Обращенная к своему внутреннему драматизму, вызванному переживанием разрыва с ценностными смыслами средневековой традиционной культуры, творческая энергия лишается источника генерации, в результате ее объективность перестает выдавать смысл культурной идентичности. Автор монографического исследования «Аварский романтизм: конец XIX — начало XX вв.» Ч. С. Юсупова видит национально-художественные предпосылки возникновения и развития аварского романтизма в наметившейся в горах смене феодальных общественных отношений с их узко территориальным, сословным, патриархальносемейным закреплением личности капиталистической системой с ее едиными для всех товарно-денежными отношениями. «Горец, — пишет ученый, — отрывался от своей среды, но не мог войти и в устойчивый контакт с новой жизнью, ибо буржуазные отношения еще больше разъединяли людей, отчуждали человека от общества, не давали ему прочных и надежных связей.
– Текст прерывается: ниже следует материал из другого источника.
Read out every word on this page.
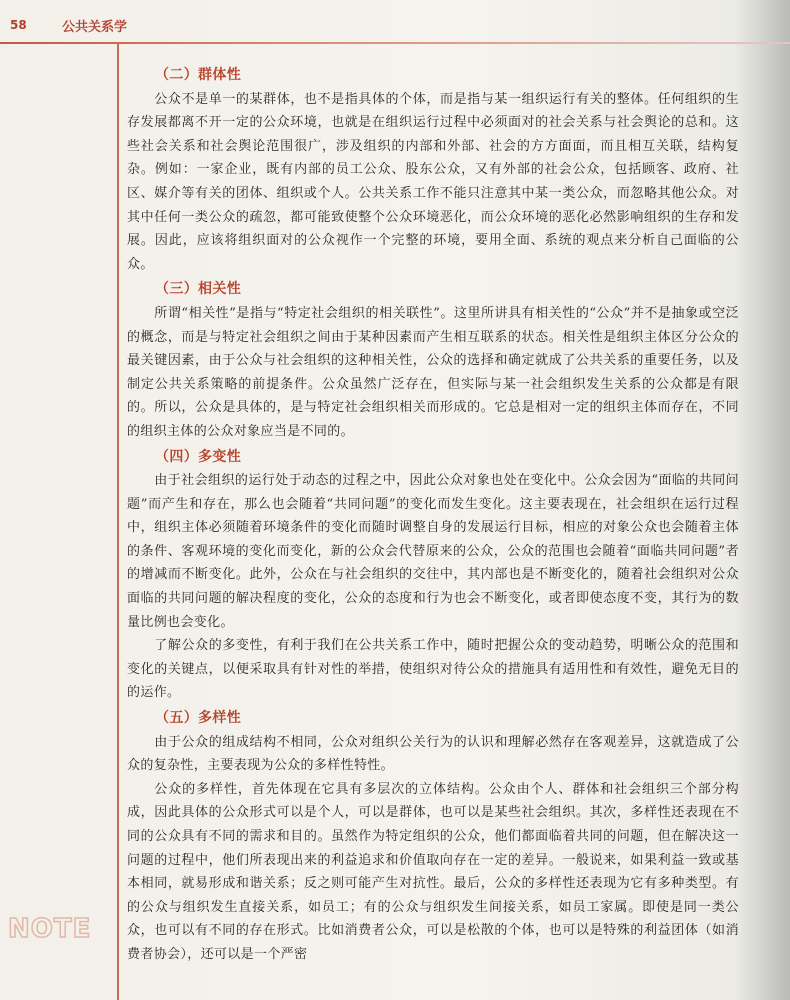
58	公共关系学
（二）群体性

公众不是单一的某群体，也不是指具体的个体，而是指与某一组织运行有关的整体。任何组织的生存发展都离不开一定的公众环境，也就是在组织运行过程中必须面对的社会关系与社会舆论的总和。这些社会关系和社会舆论范围很广，涉及组织的内部和外部、社会的方方面面，而且相互关联，结构复杂。例如：一家企业，既有内部的员工公众、股东公众，又有外部的社会公众，包括顾客、政府、社区、媒介等有关的团体、组织或个人。公共关系工作不能只注意其中某一类公众，而忽略其他公众。对其中任何一类公众的疏忽，都可能致使整个公众环境恶化，而公众环境的恶化必然影响组织的生存和发展。因此，应该将组织面对的公众视作一个完整的环境，要用全面、系统的观点来分析自己面临的公众。

（三）相关性

所谓“相关性”是指与“特定社会组织的相关联性”。这里所讲具有相关性的“公众”并不是抽象或空泛的概念，而是与特定社会组织之间由于某种因素而产生相互联系的状态。相关性是组织主体区分公众的最关键因素，由于公众与社会组织的这种相关性，公众的选择和确定就成了公共关系的重要任务，以及制定公共关系策略的前提条件。公众虽然广泛存在，但实际与某一社会组织发生关系的公众都是有限的。所以，公众是具体的，是与特定社会组织相关而形成的。它总是相对一定的组织主体而存在，不同的组织主体的公众对象应当是不同的。

（四）多变性

由于社会组织的运行处于动态的过程之中，因此公众对象也处在变化中。公众会因为“面临的共同问题”而产生和存在，那么也会随着“共同问题”的变化而发生变化。这主要表现在，社会组织在运行过程中，组织主体必须随着环境条件的变化而随时调整自身的发展运行目标，相应的对象公众也会随着主体的条件、客观环境的变化而变化，新的公众会代替原来的公众，公众的范围也会随着“面临共同问题”者的增减而不断变化。此外，公众在与社会组织的交往中，其内部也是不断变化的，随着社会组织对公众面临的共同问题的解决程度的变化，公众的态度和行为也会不断变化，或者即使态度不变，其行为的数量比例也会变化。

了解公众的多变性，有利于我们在公共关系工作中，随时把握公众的变动趋势，明晰公众的范围和变化的关键点，以便采取具有针对性的举措，使组织对待公众的措施具有适用性和有效性，避免无目的的运作。

（五）多样性

由于公众的组成结构不相同，公众对组织公关行为的认识和理解必然存在客观差异，这就造成了公众的复杂性，主要表现为公众的多样性特性。

公众的多样性，首先体现在它具有多层次的立体结构。公众由个人、群体和社会组织三个部分构成，因此具体的公众形式可以是个人，可以是群体，也可以是某些社会组织。其次，多样性还表现在不同的公众具有不同的需求和目的。虽然作为特定组织的公众，他们都面临着共同的问题，但在解决这一问题的过程中，他们所表现出来的利益追求和价值取向存在一定的差异。一般说来，如果利益一致或基本相同，就易形成和谐关系；反之则可能产生对抗性。最后，公众的多样性还表现为它有多种类型。有的公众与组织发生直接关系，如员工；有的公众与组织发生间接关系，如员工家属。即使是同一类公众，也可以有不同的存在形式。比如消费者公众，可以是松散的个体，也可以是特殊的利益团体（如消费者协会），还可以是一个严密

NOTE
На этой неустоявшейся, неоднородной, крайне противоречивой общественно-исторической основе складывается в небывалом богатстве интенсивности и разнообразии художественная жизнь. В то время как для периода народно-освободительной борьбы подчинение общества на многие годы одной-единственной цели и задаче сопровождалось явлениями замедления, замирания литературного процесса, взрыв, произошедший после поражения, выплеснул на поверхность волну самых разнообразных поэтических поисков и открытий, где в сложном симбиозе одновременно сосуществовали различные художественные методы и направления: возрожденческие, просветительские, рационалистические, реально-чувственные, лирические, романтические» [9, с. 18—19]. Таким образом, творческое сознание горских народов теряет чувство собственной культурной целостности, в противоречивости которого высвечивалась и напряженность процесса социализации формировавшихся с проникновением в Дагестан буржуазно-капиталистических отношений новых экономических слоев и классов, ставших уже носителями определенных субкультурных элементов. В этом отношении традиционная средневековая культура сохраняет свою существенность в качестве субкультуры религиозно ориентированной части населения.

Выход из культурного лона средневековья активизировал индивидуальное сознание, воспринимающее традиционные ценности как непосильное бремя из-за их отчужденности от естественных проявлений человека [8, с. 39].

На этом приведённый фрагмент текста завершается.